L’Irlande du Nord constitue une juridiction distincte dotée d’une législation distincte en ce qui concerne la discrimination sexuelle. L’Assemblée nationale d’Irlande du Nord est habilitée à légiférer dans de nombreux domaines économiques et sociaux, sous réserve de certaines restrictions juridiques, dont le respect des obligations au titre de la Communauté européenne. Toutefois, plusieurs domaines importants ayant trait aux questions relatives aux femmes relèvent toujours du Parlement de Westminster. Parmi les questions qui seront déléguées à l’Assemblée d’Irlande du Nord figurent les lois anti-discriminatoires, notamment celles qui concernent la discrimination sexuelle. En juin 1997, la Commission sur l’égalité des chances d’Irlande du Nord a publié 77 recommandations visant à changer la recommandation relative à la discrimination sexuelle. Comme elles présentent de très nombreuses parties communes avec les recommandations publiées par la Commission sur l’égalité des chances de Grande-Bretagne en novembre 1998, les responsables examinent simultanément les deux séries de recommandations.

Un nouvel Office du Premier Ministre et du Vice-Premier Ministre sera créé et comportera un groupe chargé de l’égalité des chances. Les pouvoirs des actuels services chargés de la lutte contre la discrimination seront transférés à une nouvelle commission sur l’égalité des chances, qui sera habilitée à mener des enquêtes et à faire respecter la nouvelle obligation des services gouvernementaux de tenir dûment compte de la promotion de l’égalité des chances.
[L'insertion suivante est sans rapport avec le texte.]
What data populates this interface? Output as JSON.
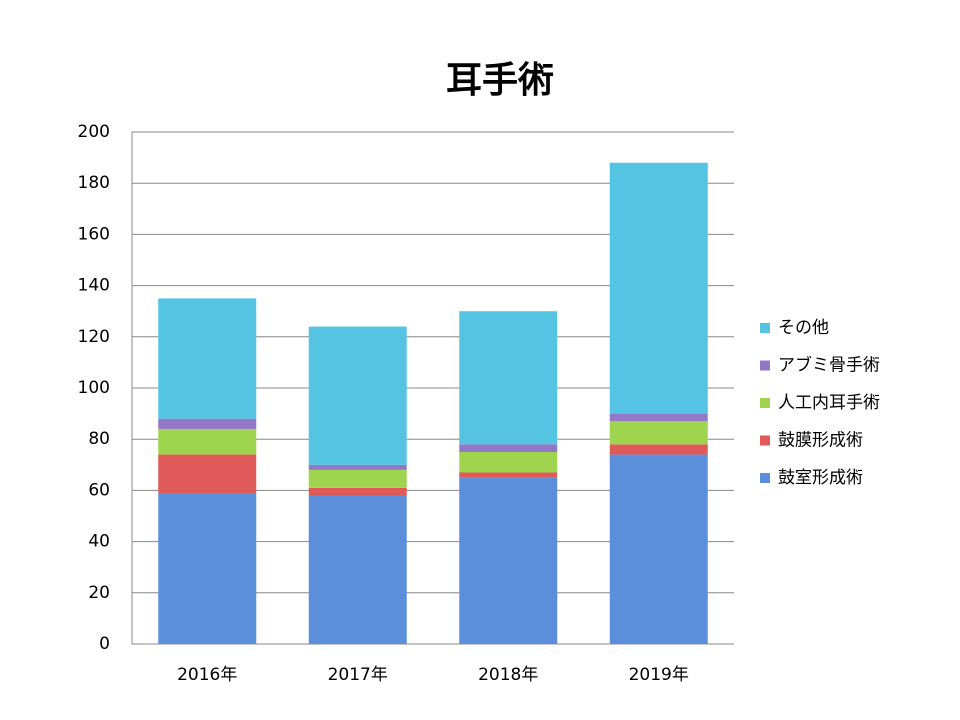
{
  "chart_data": {
    "type": "stacked_bar",
    "title": "耳手術",
    "categories": [
      "2016年",
      "2017年",
      "2018年",
      "2019年"
    ],
    "series": [
      {
        "name": "鼓室形成術",
        "color": "#5b8fdc",
        "values": [
          59,
          58,
          65,
          74
        ]
      },
      {
        "name": "鼓膜形成術",
        "color": "#e05a5a",
        "values": [
          15,
          3,
          2,
          4
        ]
      },
      {
        "name": "人工内耳手術",
        "color": "#9fd44e",
        "values": [
          10,
          7,
          8,
          9
        ]
      },
      {
        "name": "アブミ骨手術",
        "color": "#9478c8",
        "values": [
          4,
          2,
          3,
          3
        ]
      },
      {
        "name": "その他",
        "color": "#55c4e2",
        "values": [
          47,
          54,
          52,
          98
        ]
      }
    ],
    "ylim": [
      0,
      200
    ],
    "yticks": [
      0,
      20,
      40,
      60,
      80,
      100,
      120,
      140,
      160,
      180,
      200
    ],
    "grid": true,
    "legend": "right"
  }
}
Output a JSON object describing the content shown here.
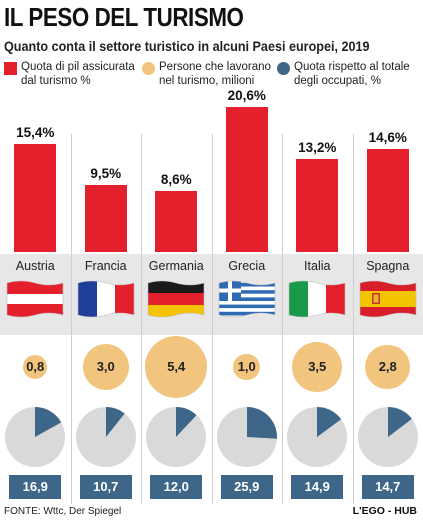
{
  "header": {
    "title": "IL PESO DEL TURISMO",
    "subtitle": "Quanto conta il settore turistico in alcuni Paesi europei, 2019"
  },
  "legend": [
    {
      "label": "Quota di pil assicurata dal turismo %",
      "color": "#e3202b",
      "shape": "square"
    },
    {
      "label": "Persone che lavorano nel turismo, milioni",
      "color": "#f2c57e",
      "shape": "circle"
    },
    {
      "label": "Quota rispetto al totale degli occupati, %",
      "color": "#3e6689",
      "shape": "pie"
    }
  ],
  "chart_data": {
    "type": "bar",
    "categories": [
      "Austria",
      "Francia",
      "Germania",
      "Grecia",
      "Italia",
      "Spagna"
    ],
    "series": [
      {
        "name": "Quota di pil assicurata dal turismo %",
        "values": [
          15.4,
          9.5,
          8.6,
          20.6,
          13.2,
          14.6
        ],
        "labels": [
          "15,4%",
          "9,5%",
          "8,6%",
          "20,6%",
          "13,2%",
          "14,6%"
        ]
      },
      {
        "name": "Persone che lavorano nel turismo, milioni",
        "values": [
          0.8,
          3.0,
          5.4,
          1.0,
          3.5,
          2.8
        ],
        "labels": [
          "0,8",
          "3,0",
          "5,4",
          "1,0",
          "3,5",
          "2,8"
        ]
      },
      {
        "name": "Quota rispetto al totale degli occupati, %",
        "values": [
          16.9,
          10.7,
          12.0,
          25.9,
          14.9,
          14.7
        ],
        "labels": [
          "16,9",
          "10,7",
          "12,0",
          "25,9",
          "14,9",
          "14,7"
        ]
      }
    ],
    "colors": {
      "bar": "#e3202b",
      "people_circle": "#f2c57e",
      "pie_fill": "#3e6689",
      "pie_bg": "#d9d9d9"
    }
  },
  "flags": [
    "austria-flag-icon",
    "france-flag-icon",
    "germany-flag-icon",
    "greece-flag-icon",
    "italy-flag-icon",
    "spain-flag-icon"
  ],
  "footer": {
    "source": "FONTE: Wttc, Der Spiegel",
    "logo": "L'EGO - HUB"
  }
}
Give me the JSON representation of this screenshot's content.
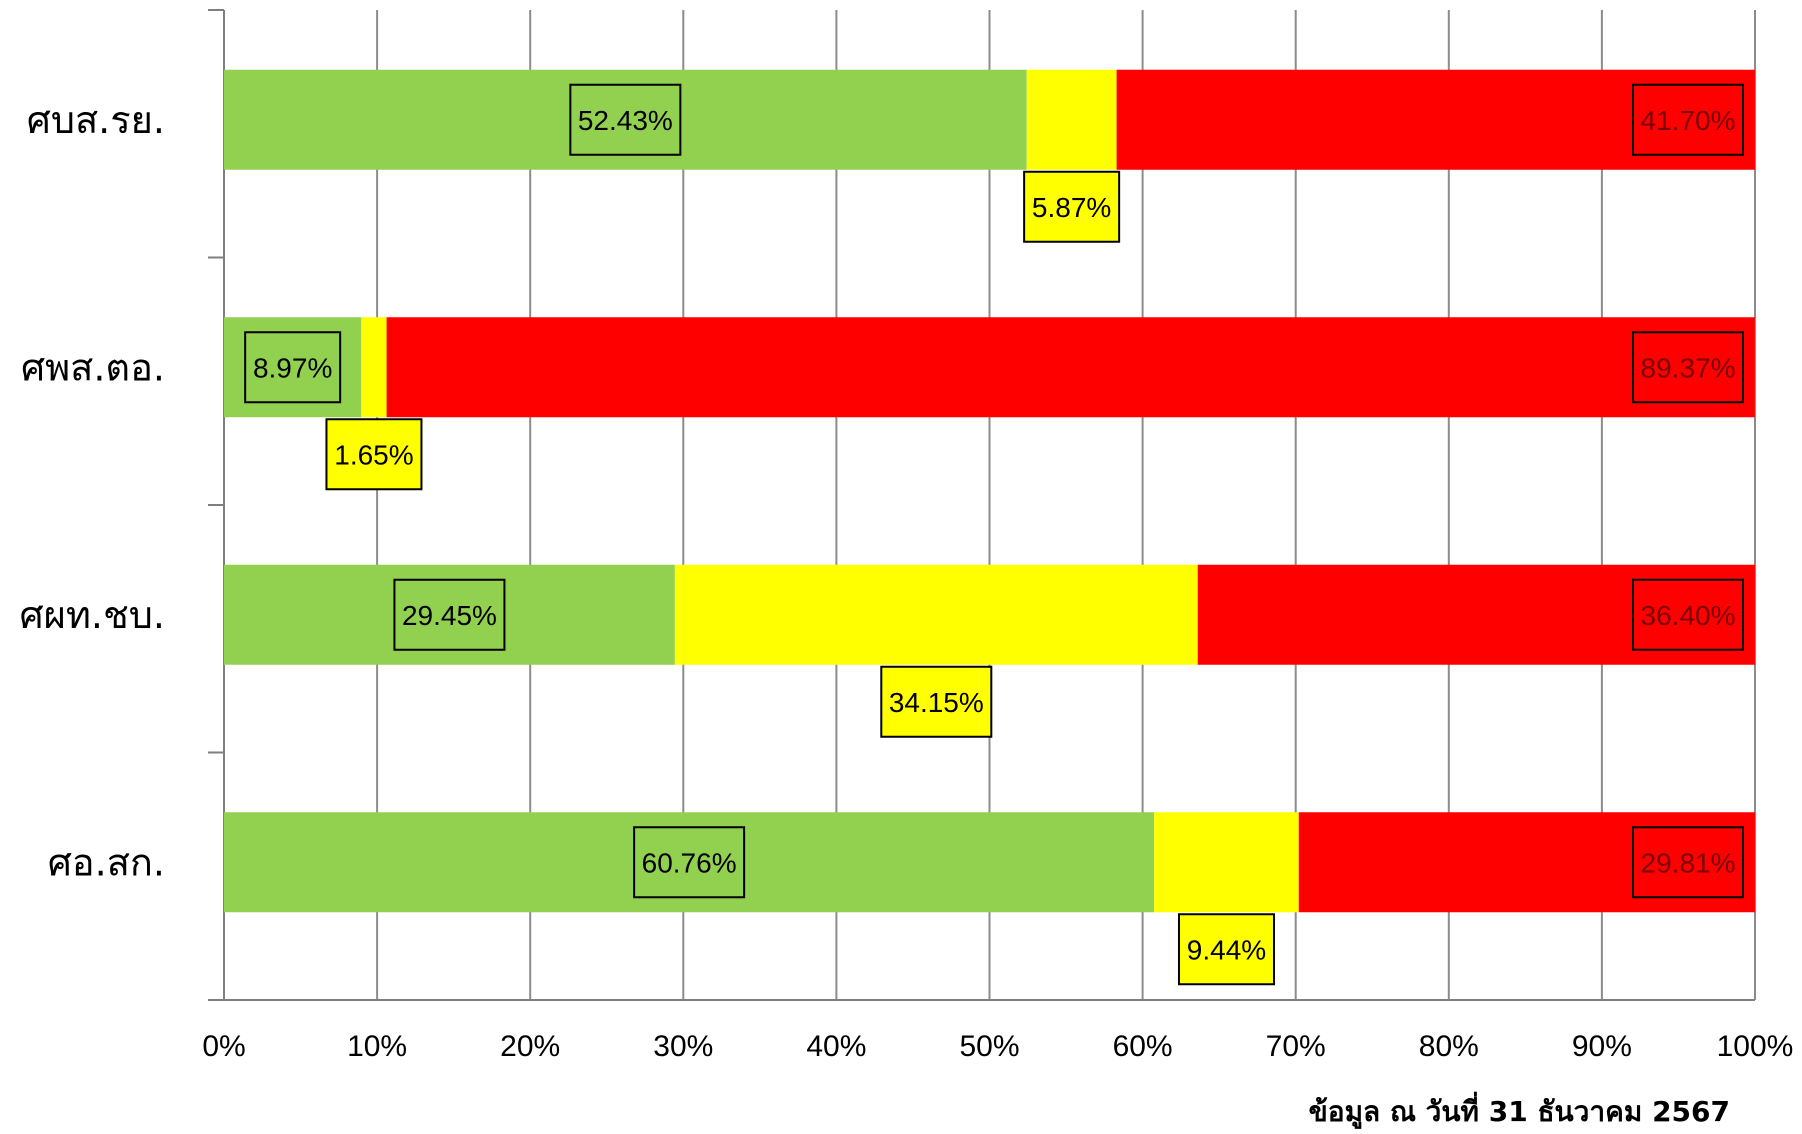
{
  "chart_data": {
    "type": "bar",
    "orientation": "horizontal",
    "stacked": "percent",
    "categories": [
      "ศบส.รย.",
      "ศพส.ตอ.",
      "ศผท.ชบ.",
      "ศอ.สก."
    ],
    "series": [
      {
        "color": "#92d050",
        "values": [
          52.43,
          8.97,
          29.45,
          60.76
        ],
        "labels": [
          "52.43%",
          "8.97%",
          "29.45%",
          "60.76%"
        ]
      },
      {
        "color": "#ffff00",
        "values": [
          5.87,
          1.65,
          34.15,
          9.44
        ],
        "labels": [
          "5.87%",
          "1.65%",
          "34.15%",
          "9.44%"
        ]
      },
      {
        "color": "#ff0000",
        "values": [
          41.7,
          89.37,
          36.4,
          29.81
        ],
        "labels": [
          "41.70%",
          "89.37%",
          "36.40%",
          "29.81%"
        ]
      }
    ],
    "xlim": [
      0,
      100
    ],
    "xticks": [
      "0%",
      "10%",
      "20%",
      "30%",
      "40%",
      "50%",
      "60%",
      "70%",
      "80%",
      "90%",
      "100%"
    ],
    "grid": true,
    "legend": "none"
  },
  "footnote": "ข้อมูล ณ วันที่ 31 ธันวาคม 2567"
}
Par ailleurs, le règlement de paix prévoit la participation du secteur associatif, notamment des groupements féminins, dans un nouvelle instance civique qui jouera le rôle de dispositif consultatif sur les questions sociales, économiques et culturelles. Le Gouvernement est résolu à faire en sorte qu’il y ait des structures appropriées permettant un dialogue réel sur les questions relatives aux femmes tant dans les domaines réservés que dans les domaines délégués, les détails devant être décidés par les divers ministères lorsque l’Assemblée aura commencé de fonctionner.
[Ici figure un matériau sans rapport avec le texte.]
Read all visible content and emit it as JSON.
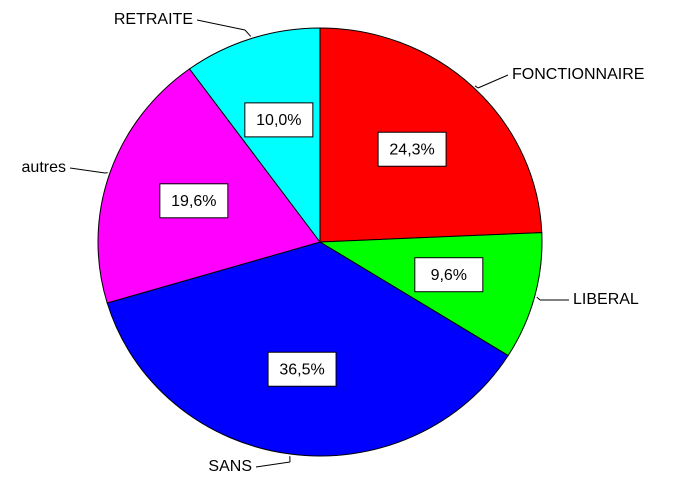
{
  "chart_data": {
    "type": "pie",
    "categories": [
      "FONCTIONNAIRE",
      "LIBERAL",
      "SANS",
      "autres",
      "RETRAITE"
    ],
    "values": [
      24.3,
      9.6,
      36.5,
      19.6,
      10.0
    ],
    "value_labels": [
      "24,3%",
      "9,6%",
      "36,5%",
      "19,6%",
      "10,0%"
    ],
    "colors": [
      "#ff0000",
      "#00ff00",
      "#0000ff",
      "#ff00ff",
      "#00ffff"
    ]
  }
}
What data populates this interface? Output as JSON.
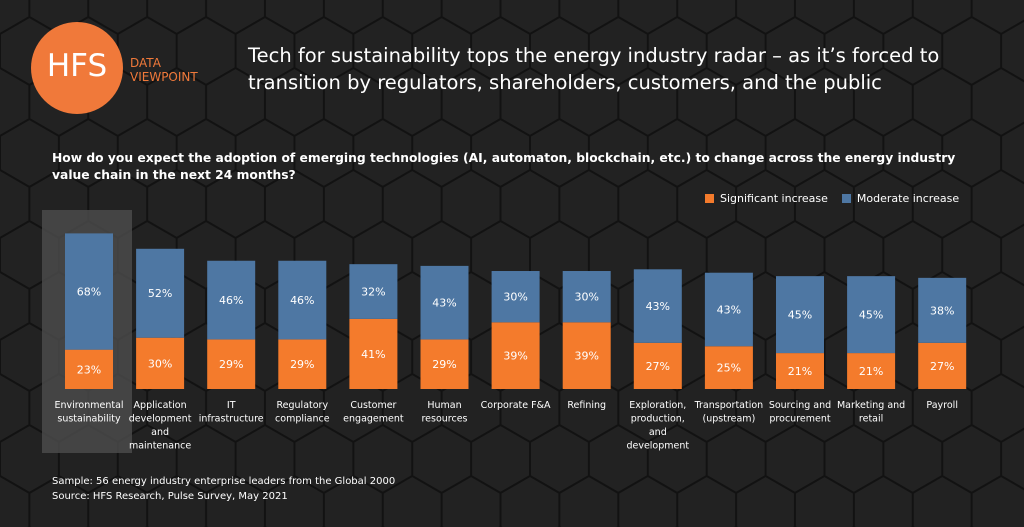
{
  "logo": {
    "text": "HFS",
    "sub1": "DATA",
    "sub2": "VIEWPOINT"
  },
  "title": "Tech for sustainability tops the energy industry radar – as it’s forced to transition by regulators, shareholders, customers, and the public",
  "question": "How do you expect the adoption of emerging technologies (AI, automaton, blockchain, etc.) to change across the energy industry value chain in the next 24 months?",
  "notes": {
    "sample": "Sample: 56 energy industry enterprise leaders from the Global 2000",
    "source": "Source: HFS Research, Pulse Survey, May 2021"
  },
  "chart_data": {
    "type": "bar",
    "stacked": true,
    "categories": [
      [
        "Environmental",
        "sustainability"
      ],
      [
        "Application",
        "development",
        "and",
        "maintenance"
      ],
      [
        "IT",
        "infrastructure"
      ],
      [
        "Regulatory",
        "compliance"
      ],
      [
        "Customer",
        "engagement"
      ],
      [
        "Human",
        "resources"
      ],
      [
        "Corporate F&A"
      ],
      [
        "Refining"
      ],
      [
        "Exploration,",
        "production,",
        "and",
        "development"
      ],
      [
        "Transportation",
        "(upstream)"
      ],
      [
        "Sourcing and",
        "procurement"
      ],
      [
        "Marketing and",
        "retail"
      ],
      [
        "Payroll"
      ]
    ],
    "series": [
      {
        "name": "Significant increase",
        "color": "#f47b2c",
        "values": [
          23,
          30,
          29,
          29,
          41,
          29,
          39,
          39,
          27,
          25,
          21,
          21,
          27
        ]
      },
      {
        "name": "Moderate increase",
        "color": "#4e77a3",
        "values": [
          68,
          52,
          46,
          46,
          32,
          43,
          30,
          30,
          43,
          43,
          45,
          45,
          38
        ]
      }
    ],
    "highlighted_category": "Environmental sustainability",
    "legend": "top-right",
    "grid": false,
    "value_suffix": "%"
  }
}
Mme Donnelly (Royaume-Uni) dit que le premier Parlement écossais en 300 ans commencera de fonctionner le 1er juillet 1999. Pour l’Écosse, le transfert de pouvoirs ne constitue pas l’indépendance mais plutôt un partenariat au service du progrès au sein du Royaume-Uni. Néanmoins, il confère à l’Écosse d’importants pouvoirs législatifs qui s’appuient sur le système juridique distinct que l’Écosse possède de longue date. La compétence législative sur les questions d’égalité est réservée à Westminster mais le Parlement écossais est habilité à légiférer pour exiger que toute personne mandatée ou autorité publique ayant des fonctions déléguées ou mixtes s’acquitte de ses obligations en ce qui concerne ces questions.
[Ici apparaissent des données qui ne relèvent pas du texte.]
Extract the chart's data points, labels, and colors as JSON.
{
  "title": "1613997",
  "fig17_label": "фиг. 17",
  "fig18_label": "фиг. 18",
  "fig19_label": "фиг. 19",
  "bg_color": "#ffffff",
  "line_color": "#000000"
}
Le Parlement écossais a décidé de créer une Commission sur l’égalité des chances, l’une des huit commissions permanentes, en témoignage de sa volonté de placer l’égalité des chances au cœur de ses travaux. Cette Commission a un vaste mandat, qui comprend l’examen des politiques de l’Exécutif écossais et de la nécessité d’une réforme législative, ainsi que le pouvoir d’introduire des projets de loi sur les questions relevant de sa compétence. En outre, les ministres écossais doivent établir des mémorandums de politique générale indiquant les incidences de tous les projets de loi en ce qui concerne l’égalité des chances, les droits de l’homme, les communautés insulaires et le développement durable.

Un groupe sur l’égalité des chances sera créé au sein de l’Exécutif écossais; il sera chargé des questions telles que le souci de l’égalité des sexes, les questions raciales et les handicapés et contribuera dans une mesure essentielle à la prise en compte systématique de l’égalité des chances dans le processus des politiques générales.

Le Parlement écossais se réunit à des heures qui tiennent compte des contraintes de la vie de famille et veut promouvoir la parité parmi ses membres et l’égalité des chances pour tous. Dans ses travaux, il se fonde sur quatre principes clefs : partage des pouvoirs, obligation de rendre des comptes, accessibilité et égalité des chances. Les femmes constituent 37% des membres du nouveau Parlement - ce qui représente une progression importante par rapport aux 16% de la représentation féminine au Parlement de Westminster après les élections générales de 1997 - et occupent 3 postes ministériels sur 10 et 2 postes de ministre adjoint sur 10.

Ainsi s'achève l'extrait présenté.